Delapan

1.2K 77 0
                                    

Tempat yang bernuansa putih pucat dan berbau khas obat-obatan. Seorang pemuda berlumur darah di dorong di atas sebuah bangkar, selang oksigen terpasang di hidung mancungnya. Tampak seorang pemuda lainnya yang tengah panik dan khawatir dengan keadaannya.

"Tuhan, lindungi adikku." Batin pemuda yang diketahui bernama Ardian ini. Kekhawatiran terlukis jelas di wajahnya yang terdapat banyak luka lebam.

Bangkar yang membawa Arkana memasuki R. UGD, tentunya Ardian dilarang masuk. Walaupun dia seorang calon dokter, dia belum bisa memastikan kondisi adik semata wayangnya. Yang ia tahu, kondisi Arkana parah. Bayangkan saja, darah membanjiri hampir seluruh bagian tubuhnya.

"Tuhan, kuatkanlah adikku." Batin Ardian berdoa.

Ardian mengambil handphone-nya untuk menelpon orangtuanya. Tapi apa yang ia dapat. Telponnya direject oleh Papa maupun Mamanya. Wajahnya tampak panik dan frustasi. Setelah berkali-kali menelpon sang papa, akhirnya telponnya diangkat juga.

CALL ON

"Hallo, Pah. Papa ke rumah sakit sekarang ya. Arkana masuk rumah sakit."

"Memangnya anak itu membuat ulah apa lagi? Memang anak nggak tau diuntung. Yang bisa dilakukannya hanya merepotkan orang."

"Ini bukan salah Arkana, Pah. Tapi ini karena aku. Arkana masuk rumah sakit gara-gara aku."

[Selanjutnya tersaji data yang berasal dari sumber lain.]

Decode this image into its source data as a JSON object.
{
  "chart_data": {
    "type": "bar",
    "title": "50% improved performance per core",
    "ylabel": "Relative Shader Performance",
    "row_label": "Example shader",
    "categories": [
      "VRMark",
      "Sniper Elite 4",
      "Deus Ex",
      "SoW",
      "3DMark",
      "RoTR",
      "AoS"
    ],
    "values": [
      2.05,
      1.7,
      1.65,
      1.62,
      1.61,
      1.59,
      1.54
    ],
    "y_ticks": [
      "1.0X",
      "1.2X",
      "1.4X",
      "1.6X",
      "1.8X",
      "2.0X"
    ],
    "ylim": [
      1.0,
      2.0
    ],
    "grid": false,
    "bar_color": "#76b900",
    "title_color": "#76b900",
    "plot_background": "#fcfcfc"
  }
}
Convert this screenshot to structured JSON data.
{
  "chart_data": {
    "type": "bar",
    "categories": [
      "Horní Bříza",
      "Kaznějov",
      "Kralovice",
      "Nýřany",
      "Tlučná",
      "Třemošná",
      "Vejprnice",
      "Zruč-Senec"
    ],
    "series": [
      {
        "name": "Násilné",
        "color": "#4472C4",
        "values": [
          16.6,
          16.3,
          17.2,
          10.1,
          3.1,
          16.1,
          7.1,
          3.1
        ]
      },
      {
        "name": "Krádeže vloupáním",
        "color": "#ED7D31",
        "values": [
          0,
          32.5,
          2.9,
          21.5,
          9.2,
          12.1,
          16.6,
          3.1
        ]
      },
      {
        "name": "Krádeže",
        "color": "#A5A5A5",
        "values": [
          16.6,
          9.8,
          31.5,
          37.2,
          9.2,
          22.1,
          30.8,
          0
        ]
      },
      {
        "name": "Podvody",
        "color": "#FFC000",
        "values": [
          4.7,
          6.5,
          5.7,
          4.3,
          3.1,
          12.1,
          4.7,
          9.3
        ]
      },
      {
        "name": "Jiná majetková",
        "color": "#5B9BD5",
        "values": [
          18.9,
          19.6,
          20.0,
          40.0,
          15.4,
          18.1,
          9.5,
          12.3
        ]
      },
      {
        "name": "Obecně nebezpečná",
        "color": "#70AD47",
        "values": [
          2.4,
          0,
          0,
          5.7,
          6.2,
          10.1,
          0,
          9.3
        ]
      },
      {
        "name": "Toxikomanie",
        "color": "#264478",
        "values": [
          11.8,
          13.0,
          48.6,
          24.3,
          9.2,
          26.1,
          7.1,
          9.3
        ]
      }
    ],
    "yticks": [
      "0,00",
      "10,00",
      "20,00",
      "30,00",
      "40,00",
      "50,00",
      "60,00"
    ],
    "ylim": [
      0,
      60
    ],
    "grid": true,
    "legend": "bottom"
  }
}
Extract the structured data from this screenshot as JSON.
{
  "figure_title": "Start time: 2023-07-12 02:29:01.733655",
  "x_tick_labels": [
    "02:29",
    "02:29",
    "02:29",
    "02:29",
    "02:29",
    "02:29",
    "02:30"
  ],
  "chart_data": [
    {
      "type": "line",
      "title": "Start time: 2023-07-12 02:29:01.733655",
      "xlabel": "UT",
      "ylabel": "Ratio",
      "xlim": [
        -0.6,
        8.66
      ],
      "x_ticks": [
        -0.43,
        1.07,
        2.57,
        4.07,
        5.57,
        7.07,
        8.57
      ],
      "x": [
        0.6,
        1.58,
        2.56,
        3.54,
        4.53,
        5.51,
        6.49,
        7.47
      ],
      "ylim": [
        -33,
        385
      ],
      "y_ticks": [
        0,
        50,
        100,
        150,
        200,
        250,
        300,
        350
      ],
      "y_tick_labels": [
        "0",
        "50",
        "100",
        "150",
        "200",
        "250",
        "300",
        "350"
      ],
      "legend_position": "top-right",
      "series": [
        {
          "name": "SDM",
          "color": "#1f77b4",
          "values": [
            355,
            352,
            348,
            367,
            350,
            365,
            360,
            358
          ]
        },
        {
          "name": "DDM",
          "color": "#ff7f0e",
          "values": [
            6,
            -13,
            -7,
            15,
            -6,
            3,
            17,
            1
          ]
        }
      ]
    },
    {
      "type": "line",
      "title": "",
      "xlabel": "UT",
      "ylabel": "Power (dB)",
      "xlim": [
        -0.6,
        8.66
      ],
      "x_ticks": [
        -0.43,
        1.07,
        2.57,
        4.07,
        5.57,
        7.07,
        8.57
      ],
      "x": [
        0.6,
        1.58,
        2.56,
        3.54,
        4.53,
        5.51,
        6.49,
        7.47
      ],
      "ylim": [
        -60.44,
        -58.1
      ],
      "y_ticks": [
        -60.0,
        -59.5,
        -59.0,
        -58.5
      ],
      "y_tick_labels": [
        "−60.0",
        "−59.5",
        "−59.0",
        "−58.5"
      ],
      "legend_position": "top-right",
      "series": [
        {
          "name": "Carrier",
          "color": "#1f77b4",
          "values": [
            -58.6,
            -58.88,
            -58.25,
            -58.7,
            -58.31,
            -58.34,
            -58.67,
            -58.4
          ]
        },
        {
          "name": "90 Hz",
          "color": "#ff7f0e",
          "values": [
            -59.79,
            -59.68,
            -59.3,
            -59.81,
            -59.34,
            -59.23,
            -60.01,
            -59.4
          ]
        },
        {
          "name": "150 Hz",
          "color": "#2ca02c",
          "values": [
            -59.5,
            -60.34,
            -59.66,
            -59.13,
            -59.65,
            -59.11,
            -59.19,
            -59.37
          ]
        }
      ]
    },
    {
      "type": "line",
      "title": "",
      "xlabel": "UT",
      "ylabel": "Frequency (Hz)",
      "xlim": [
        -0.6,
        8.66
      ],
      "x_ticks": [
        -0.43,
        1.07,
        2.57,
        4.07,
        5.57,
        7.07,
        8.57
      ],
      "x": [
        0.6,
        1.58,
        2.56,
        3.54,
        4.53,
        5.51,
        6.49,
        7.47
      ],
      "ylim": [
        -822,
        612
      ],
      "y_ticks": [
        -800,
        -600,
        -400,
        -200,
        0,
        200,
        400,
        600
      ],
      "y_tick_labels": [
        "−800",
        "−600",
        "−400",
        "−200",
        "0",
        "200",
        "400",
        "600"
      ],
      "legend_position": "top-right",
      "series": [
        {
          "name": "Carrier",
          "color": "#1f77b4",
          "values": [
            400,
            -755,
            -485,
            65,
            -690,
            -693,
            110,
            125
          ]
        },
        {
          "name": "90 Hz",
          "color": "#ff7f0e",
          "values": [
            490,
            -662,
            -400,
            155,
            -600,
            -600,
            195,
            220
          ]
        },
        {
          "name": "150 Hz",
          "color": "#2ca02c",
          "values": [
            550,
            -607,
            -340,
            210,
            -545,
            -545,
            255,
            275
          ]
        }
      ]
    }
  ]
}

"Udahlah. Kamu nggak usah membela anak berandalan itu. Kamu aja yang menemani dia. Papa sibuk, masih banyak urusan. Sebentar lagi papa rapat."

"Tapi, Pah. Arkana butuh Papa dan Mama."

"Kenapa kamu nggak telpon mama kamu?"

"Handphone Mama nggak aktif, Pah. Please..... Papa dateng ya.. Arkana butuh Papa sekarang."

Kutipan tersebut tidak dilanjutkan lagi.